Environmentalists optimistic Legislature will lend a hand
Saturday, January 6, 2007
The environmental community looks toward the 2007 state Legislature's beginning Monday with high hopes it can get all four of its priority measures passed.
Environmental groups are counting on the Democratic majority and alliances with Gov. Chris Gregoire on key issues to advance Puget Sound cleanup; keep the state moving on a clean-energy future; ban toxic flame retardants in televisions, computers and residential upholstered furniture; and double state funding for the purchase of parks and open space.
"We're picking issues that don't pit the economy against the environment," said Clifford Traisman, lobbyist for the Washington Environmental Council and Washington Conservation Voters. "Given the makeup of the Legislature, we expect to go four for four."
Although a perfect batting record might be a lofty goal, the environmental community has spent months fine-tuning its agenda to resonate with public values while also lining up advance legislative support.
The environmental community's top four priorities in the 2007 state Legislature are:
1. Support Gov. Chris Gregoire's budget request of $220 million in additional money to clean up and protect Puget Sound. Chance of passage: good.
2. A bill to promote biofuel technology and increased use of clean fuels and vehicles. Chance of passage: good.
3. A bill to phase out the use of toxic flame retardants in certain consumer products. Chance of passage: better than ever, Senate vote is the key.
4. A $100 million capital budget request to double state funding for buying parks space, wildlife habitat, farms and shorelines. Chance of passage: It might be tough to get the full requested $100 million. Gregoire calls for $70 million.
A case in point: the bill to ban toxic flame retardants has 53 sponsors in the House, which is three more than what's needed for a simple majority "yes" vote.
The House passed the bill last year, but it failed in the Senate, where the chemical industry put up a stiff fight.

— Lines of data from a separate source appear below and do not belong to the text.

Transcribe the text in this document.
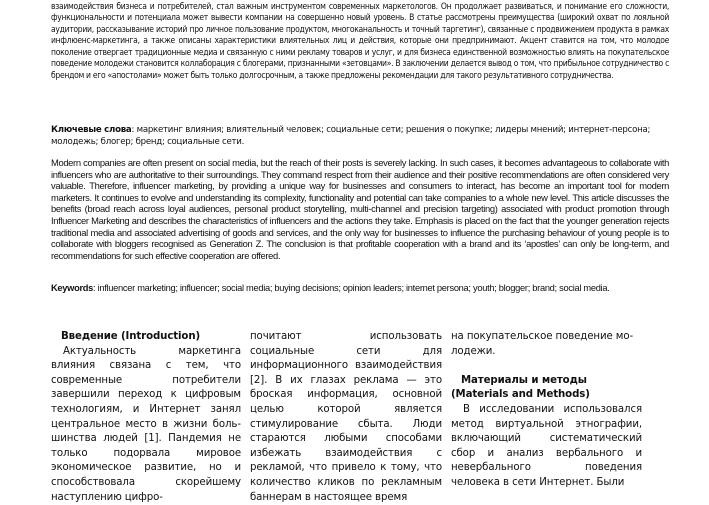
взаимодействия бизнеса и потребителей, стал важным инструментом современных маркетологов. Он продолжает развиваться, и понимание его сложности, функциональности и потенциала может вывести компании на совершенно новый уровень. В статье рассмотрены преимущества (широкий охват по лояльной аудитории, рассказывание историй про личное пользование продуктом, многоканальность и точный таргетинг), связанные с продвижением продукта в рамках инфлюенс-маркетинга, а также описаны характеристики влиятельных лиц и действия, которые они предпринимают. Акцент ставится на том, что молодое поколение отвергает традиционные медиа и связанную с ними рекламу товаров и услуг, и для бизнеса единственной возможностью влиять на покупательское поведение молодежи становится коллаборация с блогерами, признанными «зетовцами». В заключении делается вывод о том, что прибыльное сотрудничество с брендом и его «апостолами» может быть только долгосрочным, а также предложены рекомендации для такого результативного сотрудничества.

Ключевые слова: маркетинг влияния; влиятельный человек; социальные сети; решения о покупке; лидеры мнений; интернет-персона; молодежь; блогер; бренд; социальные сети.

Modern companies are often present on social media, but the reach of their posts is severely lacking. In such cases, it becomes advantageous to collaborate with influencers who are authoritative to their surroundings. They command respect from their audience and their positive recommendations are often considered very valuable. Therefore, influencer marketing, by providing a unique way for businesses and consumers to interact, has become an important tool for modern marketers. It continues to evolve and understanding its complexity, functionality and potential can take companies to a whole new level. This article discusses the benefits (broad reach across loyal audiences, personal product storytelling, multi-channel and precision targeting) associated with product promotion through Influencer Marketing and describes the characteristics of influencers and the actions they take. Emphasis is placed on the fact that the younger generation rejects traditional media and associated advertising of goods and services, and the only way for businesses to influence the purchasing behaviour of young people is to collaborate with bloggers recognised as Generation Z. The conclusion is that profitable cooperation with a brand and its ‘apostles’ can only be long-term, and recommendations for such effective cooperation are offered.

Keywords: influencer marketing; influencer; social media; buying decisions; opinion leaders; internet persona; youth; blogger; brand; social media.

Введение (Introduction)

Актуальность маркетинга влияния связана с тем, что современные потребители завершили переход к цифровым технологиям, и Интернет занял центральное место в жизни большинства людей [1]. Пандемия не только подорвала мировое экономическое развитие, но и способствовала скорейшему наступлению цифро-

почитают использовать социальные сети для информационного взаимодействия [2]. В их глазах реклама — это броская информация, основной целью которой является стимулирование сбыта. Люди стараются любыми способами избежать взаимодействия с рекламой, что привело к тому, что количество кликов по рекламным баннерам в настоящее время

на покупательское поведение молодежи.

Материалы и методы (Materials and Methods)

В исследовании использовался метод виртуальной этнографии, включающий систематический сбор и анализ вербального и невербального поведения человека в сети Интернет. Были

"I think we can pass it in the Senate this year," said Sen. Karen Fraser, D-Thurston County.
Backers this year have the advantage of support from the governor and the state Department of Ecology.
A phase-out of polybrominated diphenyl ethers, or PBDEs, is viewed as one of the actions needed to clean up Puget Sound.
"Everywhere scientists look, from orca whales to mothers' breast milk, they find PBDEs," said Gregg Small, executive director of the Washington Toxics Coalition.
The chemical accumulates and is linked to learning, memory and behavior problems in people, Small said.
"We are one bill away from significantly improving the safety and health of our children," said one of the prime sponsors of House Bill 1024, Rep. Ross Hunter, D-Medina.
In Puget Sound
The governor and environmental community are lined up behind a $220 million package for Puget Sound recovery, part of a long-range plan
that Gregoire launched in December 2005 called the Puget Sound Initiative. The goal is a cleaner, healthier Puget Sound by 2020.
Lawmakers will be asked to make a down payment on what will be a multibillion-dollar effort to turn back the tide of pollution, habitat loss and declining species in the face of growth expected to bring 1.4 million more people to the Puget Sound basin in the next 15 years.
"This is not a bipartisan issue; it's a nonpartisan issue," said Naki Stevens, program director for People for Puget Sound. "Puget Sound is at a crisis point, if not a tipping point."
The money, which is on top of $571 million the state spends every two years on Puget Sound, would be used to restore habitat, curb stormwater runoff and clean up and prevent toxic pollution, among other things.
The legislation also calls for a new governing body to lead the cleanup effort and require accountability and performance measures among those assigned the task.
"Accountability is what has been lacking in the past," Stevens said.
Building on 2006 legislation that launched the state's clean-energy industry, the 2007 clean air-clean fuels bill is designed to reduce dependence on foreign oil, eliminate greenhouse gas emissions and help keep some of the $30 million a day in gas and oil imports from leaving the state, said K.C. Golden, policy director for Climate Solutions, a climate change watchdog group.
The $20 million bill would:
- Fund research to convert plant waste into fuels.
- Provide $5 million in grants to school districts and others to buy clean-diesel buses that would reduce children's exposure to toxic air pollution.
- Call for a 25 percent reduction in petroleum use in the state's vehicle fleet by 2020.
Environmentalists are part of a broader coalition that seeks $100 million in the two-year state capital budget to finance state and local parks, nature preserves, freshwater and saltwater shoreline land, and farm preservation.
Historically, the state has chipped in about $50 million every two years for the past 16 years, but that's not keeping up with population growth and development, lobbyist Mike Ryherd said.
For instance, the trend toward high-density housing in the urban areas puts a premium on the need for more neighborhood parks to allow places for children and families to gather.
"Studies show that housing values go up the closer you are to a park," Ryherd said.
Gregoire called for $70 million for the Washington Wildlife and Recreation Program. Approved funding probably will land somewhere between the governor's and the coalition's request, state Sen. Ken Jacobsen, D-Seattle, predicted.